RAGAgent wires an embedder, a vector store, and a provider together. Ingest sources once, then ask questions:

from neurosurfer.rag import RAGAgent
from neurosurfer.vectorstores import ChromaVectorStore

vectorstore = ChromaVectorStore(
    collection_name="handbook",
    persist_directory="./rag-storage",
)

rag = RAGAgent(
    llm=provider,                 # any Provider (see the Providers guide)
    vectorstore=vectorstore,
    embedder="all-MiniLM-L6-v2",  # a sentence-transformers backend name
)

# 1) Ingest — paths, directories, .zip archives, git folders, URLs, or raw text
rag.ingest(["./docs", "https://example.com/spec.html"])

# 2) Ask — retrieves relevant chunks, then generates an answer
answer = rag.run("What does the handbook say about refunds?")
print(answer)

ingest() accepts a single source or an iterable and routes each to the right reader (PDF, DOCX, PPTX, HTML, code, plain text). Pass reset_state=False to add to an existing index incrementally.

Retrieve without generating

Use retrieve() when you only want the matching chunks (e.g. to build your own prompt):

result = rag.retrieve("refund policy", top_k=5)
for doc in result.documents:
    print(doc)

Retrieval can be tuned per call: top_k, metadata_filter, similarity_threshold, retrieval_scope ("small""full"), and answer_breadth ("single_fact""summary"). retrieval_mode="smart" lets an LLM plan the retrieval (query rewrite, scope, breadth) before searching.

The building blocks

RAGAgent composes lower-level pieces you can also use directly (all in neurosurfer.rag):

  • FileReader — reads a file/URL into text (PDF, DOCX, PPTX, HTML, code, …).
  • Chunker — splits text into retrieval units (code-aware line chunking or character chunking, configured via RAGIngestorConfig).
  • RAGIngestor — the ingestion pipeline (add_files, add_directory, add_urls, add_git_folder, add_zipfile, then ingest()); takes an embedder and a vectorstore.
  • ContextBuilder — packs retrieved chunks into a token-aware context block for the prompt.

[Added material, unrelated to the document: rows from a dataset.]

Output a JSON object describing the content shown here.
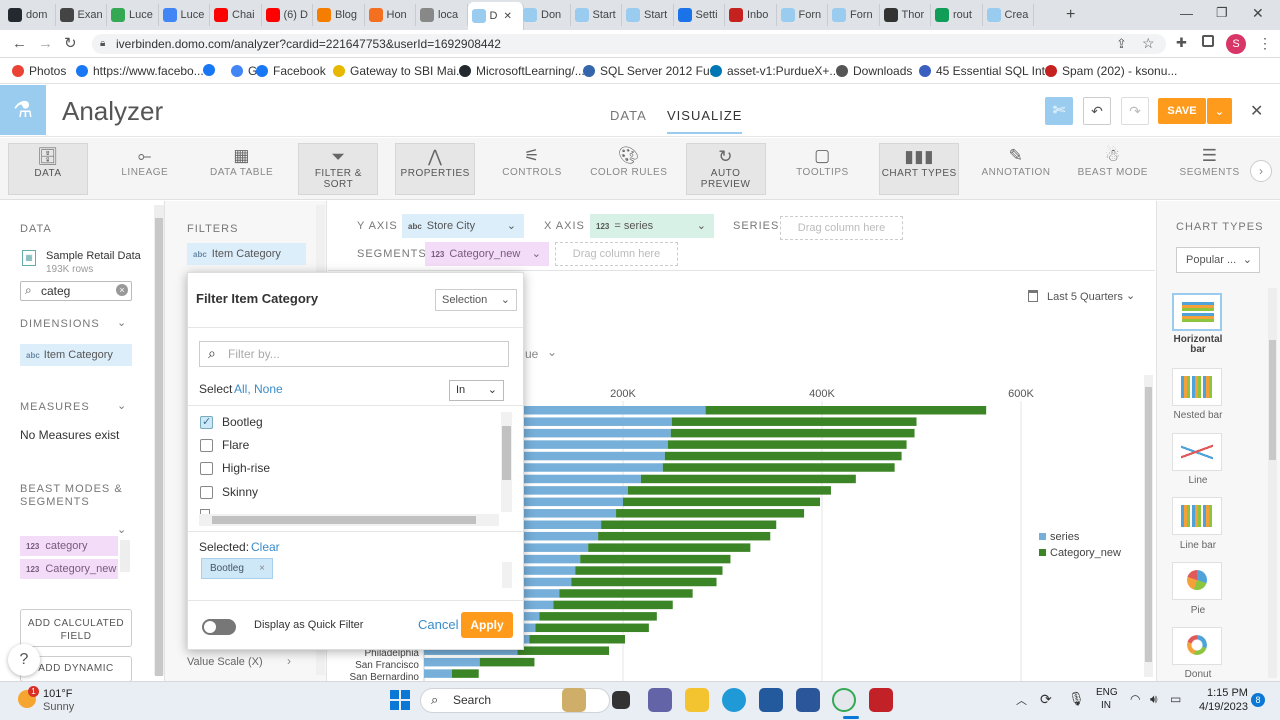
{
  "browser": {
    "tabs": [
      {
        "label": "dom",
        "color": "#24292f"
      },
      {
        "label": "Exan",
        "color": "#444"
      },
      {
        "label": "Luce",
        "color": "#34a853"
      },
      {
        "label": "Luce",
        "color": "#4285f4"
      },
      {
        "label": "Chai",
        "color": "#ff0000"
      },
      {
        "label": "(6) D",
        "color": "#ff0000"
      },
      {
        "label": "Blog",
        "color": "#f57d00"
      },
      {
        "label": "Hon",
        "color": "#f37021"
      },
      {
        "label": "loca",
        "color": "#888"
      },
      {
        "label": "D",
        "color": "#99ccee"
      },
      {
        "label": "Don",
        "color": "#99ccee"
      },
      {
        "label": "Start",
        "color": "#99ccee"
      },
      {
        "label": "Start",
        "color": "#99ccee"
      },
      {
        "label": "Setti",
        "color": "#1a73e8"
      },
      {
        "label": "Inbo",
        "color": "#c5221f"
      },
      {
        "label": "Forn",
        "color": "#99ccee"
      },
      {
        "label": "Forn",
        "color": "#99ccee"
      },
      {
        "label": "Thor",
        "color": "#333"
      },
      {
        "label": "rout",
        "color": "#0f9d58"
      },
      {
        "label": "Crea",
        "color": "#99ccee"
      }
    ],
    "url": "iverbinden.domo.com/analyzer?cardid=221647753&userId=1692908442",
    "bookmarks": [
      {
        "label": "Photos",
        "color": "#ea4335"
      },
      {
        "label": "https://www.facebo...",
        "color": "#1877f2"
      },
      {
        "label": "",
        "color": "#1877f2"
      },
      {
        "label": "G",
        "color": "#4285f4"
      },
      {
        "label": "Facebook",
        "color": "#1877f2"
      },
      {
        "label": "Gateway to SBI Mai...",
        "color": "#e6b800"
      },
      {
        "label": "MicrosoftLearning/...",
        "color": "#24292f"
      },
      {
        "label": "SQL Server 2012 Fu...",
        "color": "#3366aa"
      },
      {
        "label": "asset-v1:PurdueX+...",
        "color": "#0077b5"
      },
      {
        "label": "Downloads",
        "color": "#555"
      },
      {
        "label": "45 Essential SQL Int...",
        "color": "#3b5fc0"
      },
      {
        "label": "Spam (202) - ksonu...",
        "color": "#c5221f"
      }
    ],
    "profile_initial": "S"
  },
  "app": {
    "title": "Analyzer",
    "tabs": [
      "DATA",
      "VISUALIZE"
    ],
    "save_label": "SAVE",
    "toolbar": [
      "DATA",
      "LINEAGE",
      "DATA TABLE",
      "FILTER & SORT",
      "PROPERTIES",
      "CONTROLS",
      "COLOR RULES",
      "AUTO PREVIEW",
      "TOOLTIPS",
      "CHART TYPES",
      "ANNOTATION",
      "BEAST MODE",
      "SEGMENTS"
    ]
  },
  "left": {
    "data_header": "DATA",
    "dataset_name": "Sample Retail Data",
    "dataset_rows": "193K rows",
    "search_value": "categ",
    "dimensions_header": "DIMENSIONS",
    "dimension_item": "Item Category",
    "measures_header": "MEASURES",
    "measures_empty": "No Measures exist",
    "beast_header_1": "BEAST MODES &",
    "beast_header_2": "SEGMENTS",
    "beast_items": [
      "category",
      "Category_new"
    ],
    "add_calc_1": "ADD CALCULATED",
    "add_calc_2": "FIELD",
    "add_dyn": "ADD DYNAMIC"
  },
  "middle": {
    "filters_header": "FILTERS",
    "filter_pill": "Item Category",
    "value_scale": "Value Scale (X)"
  },
  "shelf": {
    "y_axis_label": "Y AXIS",
    "y_axis_value": "Store City",
    "x_axis_label": "X AXIS",
    "x_axis_value": "= series",
    "series_label": "SERIES",
    "series_drop": "Drag column here",
    "segments_label": "SEGMENTS",
    "segments_value": "Category_new",
    "segments_drop": "Drag column here"
  },
  "chart_controls": {
    "date_range": "Last 5 Quarters",
    "partial_label": "ue"
  },
  "chart_data": {
    "type": "bar",
    "orientation": "horizontal",
    "stacked": true,
    "x_ticks": [
      "200K",
      "400K",
      "600K"
    ],
    "xlim": [
      0,
      600000
    ],
    "visible_categories": [
      "Philadelphia",
      "San Francisco",
      "San Bernardino"
    ],
    "series": [
      {
        "name": "series",
        "color": "#76afd9"
      },
      {
        "name": "Category_new",
        "color": "#3c8527"
      }
    ],
    "bars": [
      [
        283000,
        282000
      ],
      [
        249000,
        246000
      ],
      [
        248000,
        245000
      ],
      [
        245000,
        240000
      ],
      [
        242000,
        238000
      ],
      [
        240000,
        233000
      ],
      [
        218000,
        216000
      ],
      [
        205000,
        204000
      ],
      [
        200000,
        198000
      ],
      [
        193000,
        189000
      ],
      [
        178000,
        176000
      ],
      [
        175000,
        173000
      ],
      [
        165000,
        163000
      ],
      [
        157000,
        151000
      ],
      [
        152000,
        148000
      ],
      [
        148000,
        146000
      ],
      [
        136000,
        134000
      ],
      [
        130000,
        120000
      ],
      [
        116000,
        118000
      ],
      [
        112000,
        114000
      ],
      [
        106000,
        96000
      ],
      [
        94000,
        92000
      ],
      [
        56000,
        55000
      ],
      [
        28000,
        27000
      ]
    ],
    "legend_position": "right"
  },
  "right": {
    "header": "CHART TYPES",
    "dropdown": "Popular ...",
    "types": [
      "Horizontal bar",
      "Nested bar",
      "Line",
      "Line bar",
      "Pie",
      "Donut"
    ]
  },
  "modal": {
    "title": "Filter Item Category",
    "mode": "Selection",
    "search_placeholder": "Filter by...",
    "select_prefix": "Select",
    "select_all": "All,",
    "select_none": "None",
    "operator": "In",
    "options": [
      {
        "label": "Bootleg",
        "checked": true
      },
      {
        "label": "Flare",
        "checked": false
      },
      {
        "label": "High-rise",
        "checked": false
      },
      {
        "label": "Skinny",
        "checked": false
      }
    ],
    "selected_label": "Selected:",
    "clear_label": "Clear",
    "selected_chip": "Bootleg",
    "quick_filter_label": "Display as Quick Filter",
    "cancel_label": "Cancel",
    "apply_label": "Apply"
  },
  "taskbar": {
    "weather_temp": "101°F",
    "weather_desc": "Sunny",
    "search_label": "Search",
    "lang_1": "ENG",
    "lang_2": "IN",
    "time": "1:15 PM",
    "date": "4/19/2023",
    "notif_count": "8",
    "badge": "1"
  }
}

Configuration lives in RAGIngestorConfig (batch size, workers, dedup, chunking) and RAGAgentConfig (retrieval defaults). See the Vector stores below for storage backends.

Vector stores

neurosurfer.vectorstores provides two backends behind the BaseVectorDB interface:

  • ChromaVectorStore(collection_name, persist_directory=...) — persistent, disk-backed (requires the rag extra's chromadb).
  • InMemoryVectorStore(dim) — ephemeral, dependency-free; handy for tests and demos.

Embeddings

neurosurfer.embeddings exposes the Embedder protocol and get_embedder(name), which loads a named backend (e.g. a sentence-transformers model) and degrades to lexical/BM25 search (returns None) if embeddings are unavailable — retrieval keeps working without a hard dependency.